Since my background is in programming, and I started my stint in UX by working on the client side, I never really worked closely with a creative director or branding team until I moved to NYC. When I moved to NY I found myself working a great deal within agencies or with people that came from agency backgrounds. The model was set up such that the “creative” (usually visual design) reigned supreme and everything had to be passed through a creative director for approval. Each bit of functionality and development had to reflect the brand correctly. Ok, that made sense, however what threw me off was that the brand and the experience were usually thought of as separate. Also, The Brand came first in the process, and was more important, even if portraying it disrupted the experience.
For instance, I was in a meeting where we were looking at a mobile web application. Because the application would be used on a mobile device, the page weight had to be light for a faster download speed, and contrast had to be taken into account as the user could be using the device inside, outside or anywhere. When I brought up the concerns that I had with a particular design not taking these practices into account, I was told that the look and feel had to be a certain way due to The Brand. I couldn’t help but wonder what people would think of The Brand if they couldn’t use the application (one they would have to pay for). Basically having a bad experience with the application would seem to reflect badly on The Brand itself. Somehow, this connection was not being made on the other end, and this made me feel like I was insane! Was I the only one in the room that saw what would happen if we didn’t update our thinking??

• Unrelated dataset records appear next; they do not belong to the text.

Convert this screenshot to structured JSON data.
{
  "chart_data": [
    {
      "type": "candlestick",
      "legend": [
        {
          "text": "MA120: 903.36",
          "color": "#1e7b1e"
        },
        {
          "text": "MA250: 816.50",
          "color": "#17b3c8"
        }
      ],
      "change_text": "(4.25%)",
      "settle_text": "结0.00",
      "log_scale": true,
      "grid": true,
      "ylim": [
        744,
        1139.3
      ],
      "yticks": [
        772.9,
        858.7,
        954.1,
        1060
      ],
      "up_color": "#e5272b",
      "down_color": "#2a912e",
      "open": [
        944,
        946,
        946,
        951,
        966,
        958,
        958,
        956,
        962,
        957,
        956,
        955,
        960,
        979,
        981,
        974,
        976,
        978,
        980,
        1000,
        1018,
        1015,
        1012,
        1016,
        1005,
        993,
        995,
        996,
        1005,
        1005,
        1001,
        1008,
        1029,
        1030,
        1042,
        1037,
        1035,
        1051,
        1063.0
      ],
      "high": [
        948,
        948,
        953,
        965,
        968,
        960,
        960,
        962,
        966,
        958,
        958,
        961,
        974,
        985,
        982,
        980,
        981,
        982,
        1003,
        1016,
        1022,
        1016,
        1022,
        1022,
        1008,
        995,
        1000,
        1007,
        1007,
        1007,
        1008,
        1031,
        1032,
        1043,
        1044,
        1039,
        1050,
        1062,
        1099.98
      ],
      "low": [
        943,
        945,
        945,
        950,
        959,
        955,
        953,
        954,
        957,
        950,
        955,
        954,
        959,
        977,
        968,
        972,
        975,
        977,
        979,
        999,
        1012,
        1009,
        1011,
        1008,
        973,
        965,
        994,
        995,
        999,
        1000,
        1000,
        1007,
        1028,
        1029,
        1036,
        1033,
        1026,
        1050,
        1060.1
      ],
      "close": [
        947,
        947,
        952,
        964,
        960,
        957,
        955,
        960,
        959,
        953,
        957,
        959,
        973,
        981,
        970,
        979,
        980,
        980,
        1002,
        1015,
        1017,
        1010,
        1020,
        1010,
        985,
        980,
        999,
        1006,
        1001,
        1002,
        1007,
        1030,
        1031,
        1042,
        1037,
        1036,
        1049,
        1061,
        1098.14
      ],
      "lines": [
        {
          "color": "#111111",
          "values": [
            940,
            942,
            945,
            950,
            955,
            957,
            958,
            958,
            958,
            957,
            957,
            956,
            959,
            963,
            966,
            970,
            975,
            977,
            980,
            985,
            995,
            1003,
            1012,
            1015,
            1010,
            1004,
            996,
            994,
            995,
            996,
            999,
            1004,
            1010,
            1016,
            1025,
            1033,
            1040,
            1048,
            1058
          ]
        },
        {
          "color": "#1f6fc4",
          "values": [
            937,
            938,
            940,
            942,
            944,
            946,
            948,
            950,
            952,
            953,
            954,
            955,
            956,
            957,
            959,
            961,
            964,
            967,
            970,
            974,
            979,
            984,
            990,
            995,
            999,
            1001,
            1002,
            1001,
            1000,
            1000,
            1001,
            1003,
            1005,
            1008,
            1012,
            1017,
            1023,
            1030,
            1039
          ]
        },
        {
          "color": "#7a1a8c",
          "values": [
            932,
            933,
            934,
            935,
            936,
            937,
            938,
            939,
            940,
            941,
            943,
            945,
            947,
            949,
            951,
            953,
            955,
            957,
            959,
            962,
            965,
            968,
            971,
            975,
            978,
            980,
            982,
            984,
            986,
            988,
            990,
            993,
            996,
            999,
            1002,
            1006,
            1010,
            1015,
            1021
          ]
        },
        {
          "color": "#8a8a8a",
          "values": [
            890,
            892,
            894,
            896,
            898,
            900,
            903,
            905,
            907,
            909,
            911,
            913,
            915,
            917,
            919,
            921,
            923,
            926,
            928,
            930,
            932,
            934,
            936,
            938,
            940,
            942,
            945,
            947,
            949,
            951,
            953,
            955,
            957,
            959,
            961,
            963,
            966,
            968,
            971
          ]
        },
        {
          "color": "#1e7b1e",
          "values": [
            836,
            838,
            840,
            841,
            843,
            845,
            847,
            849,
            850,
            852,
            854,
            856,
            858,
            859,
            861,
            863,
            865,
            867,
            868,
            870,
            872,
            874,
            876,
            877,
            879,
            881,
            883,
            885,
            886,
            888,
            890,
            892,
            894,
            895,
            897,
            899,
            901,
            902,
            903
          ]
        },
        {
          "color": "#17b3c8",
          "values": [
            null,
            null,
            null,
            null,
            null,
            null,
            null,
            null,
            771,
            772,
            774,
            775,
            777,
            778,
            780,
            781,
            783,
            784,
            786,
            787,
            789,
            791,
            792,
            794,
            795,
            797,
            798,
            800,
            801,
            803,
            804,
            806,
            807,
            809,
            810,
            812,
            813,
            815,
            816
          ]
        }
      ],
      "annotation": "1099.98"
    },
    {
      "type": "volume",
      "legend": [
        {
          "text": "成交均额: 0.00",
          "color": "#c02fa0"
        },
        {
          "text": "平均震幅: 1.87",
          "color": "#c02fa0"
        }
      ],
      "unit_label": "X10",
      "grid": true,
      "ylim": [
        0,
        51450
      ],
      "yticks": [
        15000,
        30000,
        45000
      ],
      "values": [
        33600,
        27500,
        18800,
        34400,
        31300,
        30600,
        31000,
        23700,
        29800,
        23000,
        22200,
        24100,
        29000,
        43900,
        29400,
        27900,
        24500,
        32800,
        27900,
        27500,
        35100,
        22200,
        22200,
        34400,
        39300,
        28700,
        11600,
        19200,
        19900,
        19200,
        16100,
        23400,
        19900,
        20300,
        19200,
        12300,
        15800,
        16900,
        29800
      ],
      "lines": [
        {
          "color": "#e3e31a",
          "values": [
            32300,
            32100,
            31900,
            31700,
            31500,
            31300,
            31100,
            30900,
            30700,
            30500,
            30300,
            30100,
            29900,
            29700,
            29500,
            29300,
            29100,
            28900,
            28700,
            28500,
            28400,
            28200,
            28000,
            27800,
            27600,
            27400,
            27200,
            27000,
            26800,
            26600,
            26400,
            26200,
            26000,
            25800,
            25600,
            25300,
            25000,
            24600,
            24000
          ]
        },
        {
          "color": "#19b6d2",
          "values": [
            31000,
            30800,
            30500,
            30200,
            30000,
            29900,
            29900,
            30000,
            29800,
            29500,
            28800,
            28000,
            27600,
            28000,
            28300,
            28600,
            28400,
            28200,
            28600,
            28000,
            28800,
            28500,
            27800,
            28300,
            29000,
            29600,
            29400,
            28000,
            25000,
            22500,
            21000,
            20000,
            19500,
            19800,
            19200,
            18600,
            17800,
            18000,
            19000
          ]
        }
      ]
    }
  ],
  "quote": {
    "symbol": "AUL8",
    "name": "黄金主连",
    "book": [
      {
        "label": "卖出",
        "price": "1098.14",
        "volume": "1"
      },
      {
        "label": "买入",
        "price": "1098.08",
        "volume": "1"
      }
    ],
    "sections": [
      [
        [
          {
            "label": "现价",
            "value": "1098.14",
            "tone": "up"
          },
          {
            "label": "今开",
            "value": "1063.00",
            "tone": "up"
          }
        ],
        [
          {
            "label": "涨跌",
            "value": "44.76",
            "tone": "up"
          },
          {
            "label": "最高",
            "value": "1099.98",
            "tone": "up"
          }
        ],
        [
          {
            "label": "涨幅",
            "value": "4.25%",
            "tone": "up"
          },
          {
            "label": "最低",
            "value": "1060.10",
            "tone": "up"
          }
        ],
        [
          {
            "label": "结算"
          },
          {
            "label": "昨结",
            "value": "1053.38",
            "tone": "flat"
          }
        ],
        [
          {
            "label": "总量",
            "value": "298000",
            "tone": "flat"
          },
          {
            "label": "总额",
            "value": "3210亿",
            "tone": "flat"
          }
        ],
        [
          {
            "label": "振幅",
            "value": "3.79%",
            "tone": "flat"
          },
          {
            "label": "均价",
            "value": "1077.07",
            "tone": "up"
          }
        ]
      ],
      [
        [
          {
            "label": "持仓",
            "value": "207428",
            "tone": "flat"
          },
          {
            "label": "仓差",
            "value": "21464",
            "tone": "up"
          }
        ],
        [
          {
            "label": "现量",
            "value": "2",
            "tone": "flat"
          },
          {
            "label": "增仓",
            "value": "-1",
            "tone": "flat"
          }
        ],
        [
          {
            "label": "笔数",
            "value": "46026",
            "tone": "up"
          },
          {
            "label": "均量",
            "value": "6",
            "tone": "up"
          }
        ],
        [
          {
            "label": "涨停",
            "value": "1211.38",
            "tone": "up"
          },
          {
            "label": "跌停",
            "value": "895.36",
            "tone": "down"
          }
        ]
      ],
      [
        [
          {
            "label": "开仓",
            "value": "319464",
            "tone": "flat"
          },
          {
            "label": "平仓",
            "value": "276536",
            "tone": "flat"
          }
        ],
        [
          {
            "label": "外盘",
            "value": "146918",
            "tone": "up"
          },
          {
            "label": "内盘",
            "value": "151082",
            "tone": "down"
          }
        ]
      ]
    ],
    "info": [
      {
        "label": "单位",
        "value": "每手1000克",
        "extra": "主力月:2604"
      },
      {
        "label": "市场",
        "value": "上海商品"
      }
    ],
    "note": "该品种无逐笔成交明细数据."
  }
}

Coincidentally, Joshua Porter recently wrote a great post on the 52 Weeks of UX site that described exactly what I’ve been mulling over. Of course, his description was much more clear and elegant and I encourage you to read through the post: Experience Precedes Branding. The basic premise is that people don’t use products simply because they look good or have a consistent look and feel (although these are important). They use them because they provide a good experience. And the better the experience they provide, the more a user will want to engage with the product. It’s simple really, experience is the brand, brand is the experience. They are tied together into one. In the print days, the user didn’t interact with an ad for a product. They saw a static view that conceptually portrayed the product, what it did, and who it was for. Now that we are in the digital age, the portrayal has become less conceptual and more direct. People are now using our applications, not looking at them to sell the product, they are the product. It’s time for a change in thinking.
I’ll leave you with a question. How do we begin to get our creative counterparts and others, mostly from a print background, to understand this? Is it just a simple case of pushing back, or of getting executive level leadership in place who own the experience? What ideas do you have to help us progress?